Любопытство Надзирателя затрагивало в основном моральные проблемы, связанные с пребыванием в роли императора. Наполеон не счел нужным скрывать от него ничего и отвечал с предельной откровенностью. Вуша явно покоробило, когда Наполеон рассказывал о казнях политических противников. За это императору пришлось выслушать непрерывную многочасовую проповедь на тему недопустимости распоряжаться чужими жизнями, ибо жизнь есть самое святое и драгоценное во Вселенной.
Слушал он терпеливо, почти не высказывая возражений, но когда Вуш выдохся, разом свел на нет все его аргументы, коварно поинтересовавшись о роли самого Надзирателя во всей этой истории с червоточиной, грозившей лишением жизни и собственности миллиардам ни в чем не повинных разумных существ. После этого лед между ними растаял, и последующие часы они провели за обсуждением философских аспектов роли личности в истории. Беседа вышла интересной, и сошлись они в конце концов на том, что очень многое зависит от случая или судьбы, которая порой нежданно-негаданно возносит на вершину личность, прежде о том и не помышлявшую, что приводит, в свою очередь, к трагедии или процветанию целые народы. И еще на том, что очень часто благие намерения приводят к прямо противоположному результату.
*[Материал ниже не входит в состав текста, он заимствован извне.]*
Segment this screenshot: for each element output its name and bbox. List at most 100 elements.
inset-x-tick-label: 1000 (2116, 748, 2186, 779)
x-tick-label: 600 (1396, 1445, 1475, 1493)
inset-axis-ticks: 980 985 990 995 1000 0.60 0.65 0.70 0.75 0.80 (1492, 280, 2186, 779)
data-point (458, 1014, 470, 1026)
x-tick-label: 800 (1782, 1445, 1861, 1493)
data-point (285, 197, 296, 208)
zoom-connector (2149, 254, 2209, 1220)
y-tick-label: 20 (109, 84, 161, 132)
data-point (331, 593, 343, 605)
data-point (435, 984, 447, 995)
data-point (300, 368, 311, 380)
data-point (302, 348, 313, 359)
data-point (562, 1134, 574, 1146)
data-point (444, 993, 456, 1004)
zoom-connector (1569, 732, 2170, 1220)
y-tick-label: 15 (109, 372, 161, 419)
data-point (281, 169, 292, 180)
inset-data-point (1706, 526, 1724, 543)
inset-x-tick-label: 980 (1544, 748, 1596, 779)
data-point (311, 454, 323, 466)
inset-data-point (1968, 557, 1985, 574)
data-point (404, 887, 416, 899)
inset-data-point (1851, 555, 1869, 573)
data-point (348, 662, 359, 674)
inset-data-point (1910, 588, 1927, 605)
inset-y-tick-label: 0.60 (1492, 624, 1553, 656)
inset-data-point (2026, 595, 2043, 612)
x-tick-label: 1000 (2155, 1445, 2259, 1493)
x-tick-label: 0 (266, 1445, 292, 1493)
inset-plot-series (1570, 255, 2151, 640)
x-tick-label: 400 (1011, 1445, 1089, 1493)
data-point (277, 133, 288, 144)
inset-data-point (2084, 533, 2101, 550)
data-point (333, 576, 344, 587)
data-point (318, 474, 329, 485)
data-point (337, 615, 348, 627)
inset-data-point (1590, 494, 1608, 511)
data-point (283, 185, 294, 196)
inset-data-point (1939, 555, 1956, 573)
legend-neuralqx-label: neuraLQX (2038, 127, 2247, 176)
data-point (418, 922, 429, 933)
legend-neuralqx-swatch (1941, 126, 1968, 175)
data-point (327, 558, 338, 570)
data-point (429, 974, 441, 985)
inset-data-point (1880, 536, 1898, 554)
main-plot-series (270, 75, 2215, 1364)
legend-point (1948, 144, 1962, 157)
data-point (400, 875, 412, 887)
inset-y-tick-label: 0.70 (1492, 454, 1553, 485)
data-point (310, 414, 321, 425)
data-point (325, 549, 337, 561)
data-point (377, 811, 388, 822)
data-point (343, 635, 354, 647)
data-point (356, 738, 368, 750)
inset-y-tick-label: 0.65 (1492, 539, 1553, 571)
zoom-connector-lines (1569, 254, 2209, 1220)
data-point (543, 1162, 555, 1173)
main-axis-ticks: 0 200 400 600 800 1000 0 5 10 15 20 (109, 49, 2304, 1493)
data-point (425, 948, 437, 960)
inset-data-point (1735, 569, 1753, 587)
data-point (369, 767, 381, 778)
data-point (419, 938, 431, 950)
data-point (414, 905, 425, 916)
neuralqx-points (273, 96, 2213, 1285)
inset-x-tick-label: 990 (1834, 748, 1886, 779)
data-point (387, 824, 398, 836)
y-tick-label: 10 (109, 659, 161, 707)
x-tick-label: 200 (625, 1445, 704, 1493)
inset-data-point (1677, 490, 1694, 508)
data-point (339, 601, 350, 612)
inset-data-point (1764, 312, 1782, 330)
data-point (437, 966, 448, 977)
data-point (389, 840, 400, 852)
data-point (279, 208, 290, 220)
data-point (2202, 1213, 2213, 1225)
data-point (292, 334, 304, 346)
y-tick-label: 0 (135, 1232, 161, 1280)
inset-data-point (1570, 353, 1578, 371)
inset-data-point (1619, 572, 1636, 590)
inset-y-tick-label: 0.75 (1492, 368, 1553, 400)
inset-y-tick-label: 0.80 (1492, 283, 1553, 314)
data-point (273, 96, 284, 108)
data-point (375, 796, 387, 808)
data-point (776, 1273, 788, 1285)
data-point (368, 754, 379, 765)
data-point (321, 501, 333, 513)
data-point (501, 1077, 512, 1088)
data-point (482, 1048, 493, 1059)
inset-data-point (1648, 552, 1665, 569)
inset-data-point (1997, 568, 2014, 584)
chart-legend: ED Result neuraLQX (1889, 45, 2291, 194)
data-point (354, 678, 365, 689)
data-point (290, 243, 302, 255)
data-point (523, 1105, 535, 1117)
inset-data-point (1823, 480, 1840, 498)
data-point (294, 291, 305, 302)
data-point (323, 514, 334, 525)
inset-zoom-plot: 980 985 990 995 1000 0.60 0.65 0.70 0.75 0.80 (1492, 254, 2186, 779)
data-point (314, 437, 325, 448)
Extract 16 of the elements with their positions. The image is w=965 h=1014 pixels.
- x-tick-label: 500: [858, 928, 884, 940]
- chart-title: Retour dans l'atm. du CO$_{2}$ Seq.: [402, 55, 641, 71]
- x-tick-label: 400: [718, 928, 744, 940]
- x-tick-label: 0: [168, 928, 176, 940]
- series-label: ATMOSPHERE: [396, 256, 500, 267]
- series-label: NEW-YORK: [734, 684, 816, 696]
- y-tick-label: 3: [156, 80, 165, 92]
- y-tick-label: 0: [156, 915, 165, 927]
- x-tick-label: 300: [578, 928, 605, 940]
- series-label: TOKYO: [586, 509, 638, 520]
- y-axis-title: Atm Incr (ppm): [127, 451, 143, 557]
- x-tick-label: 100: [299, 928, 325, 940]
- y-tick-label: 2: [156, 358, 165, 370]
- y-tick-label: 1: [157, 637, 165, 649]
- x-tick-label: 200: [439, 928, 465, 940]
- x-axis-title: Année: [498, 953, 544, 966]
Для Наполеона разговор оказался необычайно познавательным, тем более что он предпочитал больше слушать, чем высказываться самому. Временами ему казалось, будто он находится в обществе барона Мюнхгаузена или достославного Сирано, если судить по некоторым высказываниям собеседника. В то же время он понимал, что это вовсе не сказки, а чистая правда. Сидящее рядом с ним фантастическое существо, случись ему оказаться в парижском соборе Нотр-Дам, было бы воспринято как ангел или дьявол, тогда как здесь, в рубке звездолета, он чуял в нем родственную душу, так же истерзанную страхами, сомнениями и неуверенностью, спрятанными под маской высокомерия и надменности. Было нелегко снова вспоминать полузабытое искусство внимать собеседнику и при этом помалкивать самому. Этому он научился в юности, впервые попав в общество тех, кто не упускал случая выказать свое превосходство над ним. Да, в те далекие дни в революционном Париже, когда выскочка Робеспьер держал бразды правления, разумнее всего было слушать и молчать, в одиночестве вынашивать тайные планы и не открывать их никому, если не хочешь расстаться с головой. Много воды утекло с тех пор, и он успел отвыкнуть от этой полезной привычки.
Даже во время заточения на острове Святой Елены ему не пришлось вспоминать о ней. Правда, там все было по-другому. Там он чувствовал себя отстраненно и мог критически взирать на пройденный путь, ничуть не заботясь о мнении тюремщиков-англичан. Горечь поражения разъедала ему душу и сердце, но он ни за что не признал бы допущенных ошибок в присутствии врагов. Они могли заточить его тело, но не могли сковать его разум. Там он тоже молчал, но это молчание было не уловкой, а единственным ответом поверженного героя на презрительные — или сочувствующие — усмешки победителей.